My best friend had pneumonia last year. It did not warrant the kind of sick days where you can secretly enjoy binge-watching TV and eating ice cream; it was actually debilitating, and it did not sound like a pleasant experience by any stretch of the imagination. I know deep down that, if I were to come down with a similar illness, I would need to take time off work, and the title of this post is a (hopefully) obvious hyperbole. But I also know that many teachers who shouldn’t be at work go anyway, and here’s why.
“Taking a day,” in short, is so much more of a hassle than just sticking it out and hoping you feel better in the afternoon. The unplanned days are the worst. I don’t know many teachers at all who are out of personal or sick days (some districts differentiate, and some don’t); rather, I know a far larger number of educators who have such a buildup of PTO in their bank that they couldn’t use it all if they tried. This just goes to show that I am not alone in my timidity to take needed time.
I know that study after study has proven that adults need playtime, too and that Americans should take more vacation. However, with the breakneck pace of our curriculum, let alone personal relationships, paperwork, and individual student issues, it just doesn’t seem worth it – or even possible.
If I do make the decision that I need to miss a day, because I’m too sick or the event or trip is too important to miss, one of two things will happen. Firstly, a sub might show up. Hopefully, I know in advance who has booked themselves in the district-wide system, and that person does not cancel late the night before. But quite possibly, this sub is a last-minute addition or even a TA pulled from other duties at our school. Either way, there’s not a good way of knowing how much or what kind of, if any, experience this substitute teacher has in a classroom. Thus, there’s no way of knowing whether or not the lesson plan you tirelessly constructed and probably even over-prepared for will be followed at all. It will almost certainly not be taught with fidelity. In short, I can’t hold my kids accountable for anything unless I’ve taught it to them, anyway, so I end up having to plan and prepare more than I would for a day that I’d be there (just in case they finish early – think about it: when you had a sub, didn’t you rush through your work because you knew you could be extra squirrelly when your teacher wasn’t around? Well, I’ve found that the best way to prevent this is to provide students with enough work to keep them engaged but ultimately keep them busy for the entire class period) only to return to piles of papers that aren’t even worth grading because how will I ever know what the sub REALLY explained to them or monitored or…? I digress.

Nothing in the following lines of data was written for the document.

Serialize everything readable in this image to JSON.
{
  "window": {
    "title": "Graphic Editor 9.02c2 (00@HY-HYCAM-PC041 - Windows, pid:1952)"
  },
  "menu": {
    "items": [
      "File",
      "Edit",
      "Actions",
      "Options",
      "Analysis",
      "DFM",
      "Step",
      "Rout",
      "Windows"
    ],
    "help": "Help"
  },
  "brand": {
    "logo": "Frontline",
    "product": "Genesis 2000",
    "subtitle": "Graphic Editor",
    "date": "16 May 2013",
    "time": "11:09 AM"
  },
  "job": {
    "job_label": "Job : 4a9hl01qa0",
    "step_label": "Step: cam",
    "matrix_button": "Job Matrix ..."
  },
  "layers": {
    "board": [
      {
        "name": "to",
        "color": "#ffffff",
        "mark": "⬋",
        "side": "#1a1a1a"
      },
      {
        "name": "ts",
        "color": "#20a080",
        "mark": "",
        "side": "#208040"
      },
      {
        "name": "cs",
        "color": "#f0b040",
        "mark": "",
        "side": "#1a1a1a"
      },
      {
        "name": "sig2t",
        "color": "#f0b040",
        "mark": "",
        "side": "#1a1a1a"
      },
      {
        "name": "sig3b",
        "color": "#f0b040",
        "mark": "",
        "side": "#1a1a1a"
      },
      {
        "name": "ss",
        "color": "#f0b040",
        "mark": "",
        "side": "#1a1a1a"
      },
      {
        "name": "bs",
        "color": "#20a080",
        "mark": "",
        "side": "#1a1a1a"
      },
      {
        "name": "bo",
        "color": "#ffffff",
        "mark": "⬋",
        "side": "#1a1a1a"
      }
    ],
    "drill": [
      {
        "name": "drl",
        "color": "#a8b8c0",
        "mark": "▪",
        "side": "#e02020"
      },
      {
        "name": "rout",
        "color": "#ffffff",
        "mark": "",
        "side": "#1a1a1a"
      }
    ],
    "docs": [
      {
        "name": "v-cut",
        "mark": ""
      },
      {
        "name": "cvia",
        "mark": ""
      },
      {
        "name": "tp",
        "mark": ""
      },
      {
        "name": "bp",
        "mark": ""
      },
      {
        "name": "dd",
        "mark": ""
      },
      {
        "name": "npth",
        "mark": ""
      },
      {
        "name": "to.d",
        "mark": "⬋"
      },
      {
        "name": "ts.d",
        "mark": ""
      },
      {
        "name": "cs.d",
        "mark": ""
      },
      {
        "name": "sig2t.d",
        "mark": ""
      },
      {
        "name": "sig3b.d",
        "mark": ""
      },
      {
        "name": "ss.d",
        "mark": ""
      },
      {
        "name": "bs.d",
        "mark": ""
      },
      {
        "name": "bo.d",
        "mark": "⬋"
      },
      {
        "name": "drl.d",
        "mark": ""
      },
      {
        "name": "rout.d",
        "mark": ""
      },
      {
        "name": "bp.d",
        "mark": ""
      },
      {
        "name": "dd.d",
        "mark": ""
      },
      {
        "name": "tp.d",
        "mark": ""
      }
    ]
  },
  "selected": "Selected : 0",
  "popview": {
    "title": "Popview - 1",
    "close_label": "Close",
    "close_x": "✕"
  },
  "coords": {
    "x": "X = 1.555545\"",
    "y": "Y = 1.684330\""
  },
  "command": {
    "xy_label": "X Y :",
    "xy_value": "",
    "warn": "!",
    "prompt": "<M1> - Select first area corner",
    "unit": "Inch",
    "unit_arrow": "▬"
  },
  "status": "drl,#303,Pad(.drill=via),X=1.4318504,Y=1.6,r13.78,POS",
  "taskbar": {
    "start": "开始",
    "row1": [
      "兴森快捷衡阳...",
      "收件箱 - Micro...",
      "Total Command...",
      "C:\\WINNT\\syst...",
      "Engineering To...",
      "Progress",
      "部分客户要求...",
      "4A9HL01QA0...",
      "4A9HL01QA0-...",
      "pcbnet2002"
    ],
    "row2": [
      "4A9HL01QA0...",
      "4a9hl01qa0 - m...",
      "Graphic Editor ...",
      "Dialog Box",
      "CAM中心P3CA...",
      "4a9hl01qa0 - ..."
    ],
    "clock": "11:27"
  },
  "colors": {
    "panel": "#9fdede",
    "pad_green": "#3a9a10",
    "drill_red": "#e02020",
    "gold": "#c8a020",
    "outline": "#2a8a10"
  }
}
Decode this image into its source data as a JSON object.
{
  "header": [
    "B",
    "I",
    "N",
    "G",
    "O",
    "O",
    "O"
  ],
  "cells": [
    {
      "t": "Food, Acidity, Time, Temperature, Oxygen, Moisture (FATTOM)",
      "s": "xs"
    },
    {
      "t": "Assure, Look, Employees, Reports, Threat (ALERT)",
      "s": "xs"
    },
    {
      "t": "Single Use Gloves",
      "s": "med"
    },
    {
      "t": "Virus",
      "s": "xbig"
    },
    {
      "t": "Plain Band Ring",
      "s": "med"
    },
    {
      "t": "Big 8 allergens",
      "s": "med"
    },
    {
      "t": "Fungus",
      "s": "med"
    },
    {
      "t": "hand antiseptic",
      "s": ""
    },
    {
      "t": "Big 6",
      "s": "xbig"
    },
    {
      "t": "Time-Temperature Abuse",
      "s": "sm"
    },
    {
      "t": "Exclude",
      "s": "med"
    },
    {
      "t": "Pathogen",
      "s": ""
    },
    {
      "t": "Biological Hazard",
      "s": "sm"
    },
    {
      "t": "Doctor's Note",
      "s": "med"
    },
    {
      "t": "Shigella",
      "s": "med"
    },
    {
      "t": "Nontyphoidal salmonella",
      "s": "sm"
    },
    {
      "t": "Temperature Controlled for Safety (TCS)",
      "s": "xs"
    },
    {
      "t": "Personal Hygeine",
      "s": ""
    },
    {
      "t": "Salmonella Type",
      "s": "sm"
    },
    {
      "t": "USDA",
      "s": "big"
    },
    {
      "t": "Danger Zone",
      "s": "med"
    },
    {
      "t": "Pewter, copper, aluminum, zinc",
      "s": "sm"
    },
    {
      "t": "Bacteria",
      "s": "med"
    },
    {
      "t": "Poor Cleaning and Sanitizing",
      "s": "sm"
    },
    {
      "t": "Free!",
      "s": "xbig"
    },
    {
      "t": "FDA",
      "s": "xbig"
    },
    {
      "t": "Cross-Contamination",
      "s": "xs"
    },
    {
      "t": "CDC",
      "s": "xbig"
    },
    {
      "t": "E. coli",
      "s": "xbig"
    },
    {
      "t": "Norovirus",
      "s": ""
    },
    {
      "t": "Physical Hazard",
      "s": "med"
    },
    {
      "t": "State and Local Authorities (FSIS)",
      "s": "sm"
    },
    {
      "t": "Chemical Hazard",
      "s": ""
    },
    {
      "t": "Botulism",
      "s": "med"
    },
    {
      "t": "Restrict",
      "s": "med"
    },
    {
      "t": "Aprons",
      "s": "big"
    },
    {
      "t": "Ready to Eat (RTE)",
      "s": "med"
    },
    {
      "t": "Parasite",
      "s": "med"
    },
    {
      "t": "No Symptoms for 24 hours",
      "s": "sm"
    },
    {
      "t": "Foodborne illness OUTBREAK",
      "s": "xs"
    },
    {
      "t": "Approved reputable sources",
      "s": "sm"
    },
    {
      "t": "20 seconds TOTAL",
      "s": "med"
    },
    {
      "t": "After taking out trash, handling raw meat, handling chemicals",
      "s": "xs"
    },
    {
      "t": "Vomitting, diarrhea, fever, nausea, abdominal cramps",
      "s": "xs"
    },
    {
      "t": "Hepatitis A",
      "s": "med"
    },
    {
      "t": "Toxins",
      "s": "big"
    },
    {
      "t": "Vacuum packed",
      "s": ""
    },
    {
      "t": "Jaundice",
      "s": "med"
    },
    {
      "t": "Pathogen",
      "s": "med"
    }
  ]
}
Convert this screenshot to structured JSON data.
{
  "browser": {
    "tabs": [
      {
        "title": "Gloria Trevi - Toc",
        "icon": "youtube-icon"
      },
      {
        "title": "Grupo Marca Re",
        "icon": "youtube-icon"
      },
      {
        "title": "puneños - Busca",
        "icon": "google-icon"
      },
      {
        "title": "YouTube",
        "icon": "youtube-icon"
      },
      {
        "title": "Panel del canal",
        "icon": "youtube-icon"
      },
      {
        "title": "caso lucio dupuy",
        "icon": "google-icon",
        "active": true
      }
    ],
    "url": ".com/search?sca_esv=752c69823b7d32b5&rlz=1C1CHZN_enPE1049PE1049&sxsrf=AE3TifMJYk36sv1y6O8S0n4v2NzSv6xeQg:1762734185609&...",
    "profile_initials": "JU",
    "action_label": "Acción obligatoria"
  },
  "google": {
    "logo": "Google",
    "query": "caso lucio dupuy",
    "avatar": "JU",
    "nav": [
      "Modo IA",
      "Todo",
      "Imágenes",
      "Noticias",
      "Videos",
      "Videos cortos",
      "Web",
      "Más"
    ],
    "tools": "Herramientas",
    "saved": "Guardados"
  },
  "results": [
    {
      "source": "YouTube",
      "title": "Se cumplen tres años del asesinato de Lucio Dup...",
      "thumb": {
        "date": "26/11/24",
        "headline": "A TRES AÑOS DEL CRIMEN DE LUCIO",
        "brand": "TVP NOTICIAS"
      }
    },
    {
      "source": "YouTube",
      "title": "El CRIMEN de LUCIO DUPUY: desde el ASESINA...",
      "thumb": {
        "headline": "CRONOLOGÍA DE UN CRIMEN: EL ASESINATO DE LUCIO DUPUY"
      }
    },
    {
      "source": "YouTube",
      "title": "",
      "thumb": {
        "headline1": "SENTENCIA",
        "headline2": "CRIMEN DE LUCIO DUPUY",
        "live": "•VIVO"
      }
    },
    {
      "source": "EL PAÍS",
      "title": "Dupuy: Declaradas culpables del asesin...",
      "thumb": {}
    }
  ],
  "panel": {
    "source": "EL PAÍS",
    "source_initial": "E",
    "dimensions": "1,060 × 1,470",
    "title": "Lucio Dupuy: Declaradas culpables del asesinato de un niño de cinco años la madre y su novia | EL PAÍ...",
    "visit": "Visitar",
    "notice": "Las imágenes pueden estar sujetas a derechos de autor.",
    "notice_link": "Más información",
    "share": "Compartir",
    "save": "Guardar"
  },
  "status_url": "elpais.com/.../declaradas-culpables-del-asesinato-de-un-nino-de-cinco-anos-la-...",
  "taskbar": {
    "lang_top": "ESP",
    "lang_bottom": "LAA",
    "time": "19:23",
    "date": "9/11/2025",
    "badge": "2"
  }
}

What ends up happening is that I plan a lot of work for students to do – lots more than I would ever expect to get done in a class period, and all things that can be done completely independently. (On the off chance that no sub is available, students in each class period will be split among remaining teachers, and I know, having been on the receiving end of such extra students, the wrath that could come from students being sent with no work.) This usually ends up looking like a packet of problems or questions. As I mentioned, I have no intention of grading this when I return, but I need to convince the students otherwise. And in all honesty, I will probably spend a good amount of time looking over it, just to see how my kids are progressing without me.
Of course, there’s a lot that has to go into the process of even getting a sub. It varies by school, but the requirements are usually some combination of a phone call, email, and log in an online system. Those are bare minimum, according to policy, but every good teacher is also going to let their colleagues and students know of their absence in advance, taking a few extra moments the day or two before to go over intended lesson plans and assignments.
Oh, yeah. Before I even leave school the day before my planned absence, I know that I need to “sub-proof” my classroom. In years past, I have had things go missing when I’m gone – maybe not during class, but when I’m not there for the entire day and no one else has keys, my door has to stay unlocked from 8-4. Beyond that, my mother taught me to clean up before people come over. Thus, I feel the need to straighten up and organize my desk before anyone else plans to spend any time at it.
Taking this into account, just imagine coming back the day after the absence: furniture is askew; papers are piled up and maybe sorted into stacks by class period; sticky notes that I painstakingly used to label each individual assignment are somehow, inexplicably, still intact on full stacks of papers. What did they do while I was gone? I vaguely wonder as I begin to pull out from their secret hiding spots all of my favorite magnets and the best colors of dry erase markers and return them to their rightful locations…
I wrote the above post assuming advance knowledge of the absence. If a teacher comes on with an unexpected illness mere hours before their report-to-work time, just imagine everything above needing to happen with no one in charge of making sure it gets done.
As a student, did you have any idea what was going on behind the scenes of the days with substitutes? Teachers, does anyone have vastly different experiences than I? Please weigh in.